Wednesday, November 2, 2022

What only grief and grieving can teach about time and tears


“Time is a season of the heart.
Only heaven knows how to measure it.
The tears of this season are precious and saved by our Saviour until you are reunited again.”
—Deb Hudson

There is a thing coming back into view in the context of recent loss.

The thing is the value of tears and the process of time in grief and grieving.  Now, these are two things, grief and grieving, for grief is what all who face loss experience, but grieving is a choice to enter in upon that grief, to transact with it, to be transformed by it.  That said, let’s now imagine the value in grieving our grief — of going there in faith knowing it is not only right to remember but that it is healing to do so.  Healing one entry at a time — as each entrance to the truth of grief is made, to allow ourselves to be swept up in the sorrow of it.  I understand.  That takes a lot of trust.

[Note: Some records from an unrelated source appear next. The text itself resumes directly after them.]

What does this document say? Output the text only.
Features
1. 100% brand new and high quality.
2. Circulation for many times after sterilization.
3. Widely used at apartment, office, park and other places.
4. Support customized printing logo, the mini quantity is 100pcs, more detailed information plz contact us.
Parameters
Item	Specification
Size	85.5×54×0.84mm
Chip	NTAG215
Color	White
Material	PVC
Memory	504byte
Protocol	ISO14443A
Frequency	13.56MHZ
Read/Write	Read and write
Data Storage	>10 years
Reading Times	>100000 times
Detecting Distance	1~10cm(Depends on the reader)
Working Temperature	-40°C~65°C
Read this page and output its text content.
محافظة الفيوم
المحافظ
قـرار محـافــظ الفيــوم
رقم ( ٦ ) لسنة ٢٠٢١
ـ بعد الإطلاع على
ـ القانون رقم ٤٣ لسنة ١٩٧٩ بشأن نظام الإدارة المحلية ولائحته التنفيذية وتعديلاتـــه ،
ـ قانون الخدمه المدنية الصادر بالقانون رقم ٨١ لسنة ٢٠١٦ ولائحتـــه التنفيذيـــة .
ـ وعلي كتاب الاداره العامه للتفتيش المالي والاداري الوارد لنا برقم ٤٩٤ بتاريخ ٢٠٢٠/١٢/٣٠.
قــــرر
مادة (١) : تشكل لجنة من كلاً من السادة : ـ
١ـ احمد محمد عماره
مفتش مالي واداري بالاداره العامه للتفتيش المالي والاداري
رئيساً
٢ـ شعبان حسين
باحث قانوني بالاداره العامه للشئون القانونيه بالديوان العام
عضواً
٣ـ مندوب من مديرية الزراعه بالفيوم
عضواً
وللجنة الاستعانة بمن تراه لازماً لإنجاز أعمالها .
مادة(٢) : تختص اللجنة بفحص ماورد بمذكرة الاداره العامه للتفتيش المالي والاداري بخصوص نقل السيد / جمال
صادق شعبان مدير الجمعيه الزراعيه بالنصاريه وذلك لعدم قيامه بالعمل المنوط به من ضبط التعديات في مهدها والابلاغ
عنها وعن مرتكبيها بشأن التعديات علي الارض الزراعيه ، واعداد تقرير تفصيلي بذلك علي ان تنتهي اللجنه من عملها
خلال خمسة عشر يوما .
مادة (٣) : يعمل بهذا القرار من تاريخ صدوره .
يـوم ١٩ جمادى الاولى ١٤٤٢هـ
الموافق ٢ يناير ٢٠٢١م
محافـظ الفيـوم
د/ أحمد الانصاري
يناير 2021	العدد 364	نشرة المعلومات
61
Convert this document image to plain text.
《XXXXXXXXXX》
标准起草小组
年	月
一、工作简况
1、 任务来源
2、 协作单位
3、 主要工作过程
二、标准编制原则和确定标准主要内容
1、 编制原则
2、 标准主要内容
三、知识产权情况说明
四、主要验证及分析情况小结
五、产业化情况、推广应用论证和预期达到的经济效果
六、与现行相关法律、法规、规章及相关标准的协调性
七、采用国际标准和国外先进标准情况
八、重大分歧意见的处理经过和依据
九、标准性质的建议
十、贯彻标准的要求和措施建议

First, let’s take heed of the eternal wisdom nested in Deb Hudson’s quote.

Read that quote and embellish it on the soul for a moment.  Ruminate.  Crystallise it.  Ponder its meaning.  Ask the Lord to take you deeper into it.

Certainly, the Lord keeps our tears in a bottle (Psalm 56:8).  Our God wastes not one drop.

One of the enigmas about grief is the myth of closure.  I say it’s a myth because time doesn’t heal all wounds.  Time might lead to acceptance, but time doesn’t reconcile the matter of the missingness in loss.  We might get used to living without a person we’ve lost, but we will never stop missing them.  Even when something happens to make their loss a little or a lot more palatable.  I think that’s why time is a season of the heart, and that only heaven knows how to measure it.  Concepts of time within grief are an unsolvable conundrum to us.

The mysteries of time are only unpacked and more fully understood in the eternal realm.

There is a paradox to be known in the dimension of time in juxtaposing it between it being a reality here, yet a concept only unpacked in heaven.  That paradox is we only experience healing for what can heal us here, and we cannot escape the tyranny of that dimension of time that exhausts us — our missing them.  In heaven, all is resolved in the time conundrum.  Instantly.  As if time can even measure it there.

The paradox continues, however, as we dig deeply into that which threatens to tear us apart.  Those tears threaten to undo us to such a degree that we’d enter a sharply descending depression, inviting anxiety and panic attacks.  But tears also invite us into a truth-telling exercise that we, by faith alone, enter trusting that with each entering we advance upon the journey of healing just that little more.  Even though we do it hundreds of times and still feel we’re back at square one.

Healing is an intransigent thing.  It’s both a present-tense and a future-tense concept.  As we shed tears for the honouring of the truth in our missing and remembering, those tears of the lacrimal system provide the means to healing.  Tears heal our pain for that moment they’re shed, and ultimately tears are the way we traverse our grief each and every time pain rises up.

And for those who struggle to close the flood gates, my encouragement is to create space for a philosophy for sadness that allows curious exploration of the redemptive.  It’s about a core belief that healing is a possibility.  And I’ve never met a person who wants to give up on their belief for healing when they see hope.  Hope is the fuel for life and the motivator of faith.

~

Time and tears.  The initial quote heralds an eternal truth.  There are some tears that will never go away.  For us, they’re still there eight years later at times.  We’ll always miss Nathanael.  And for me, it’s Mum, too.  For 55 years and 24 days she was in my life.  But until it’s my time, I must journey without her.  But I journey with the sure knowledge that the best is still yet to come — my being there with them at the right time.

Some of those times of deep missing come back in a flash, as in a tsunami tide that washes over you no matter where you are.  Sorrow is no respecter of situation.

It doesn’t matter how much time has passed.  That sense of loss remains the same.  There, for the most part, is a sense of adjusting, of getting on with life, because you must.  But one moment is all it takes to be back there, missing that loved one, that former life, that way that life was and is no more.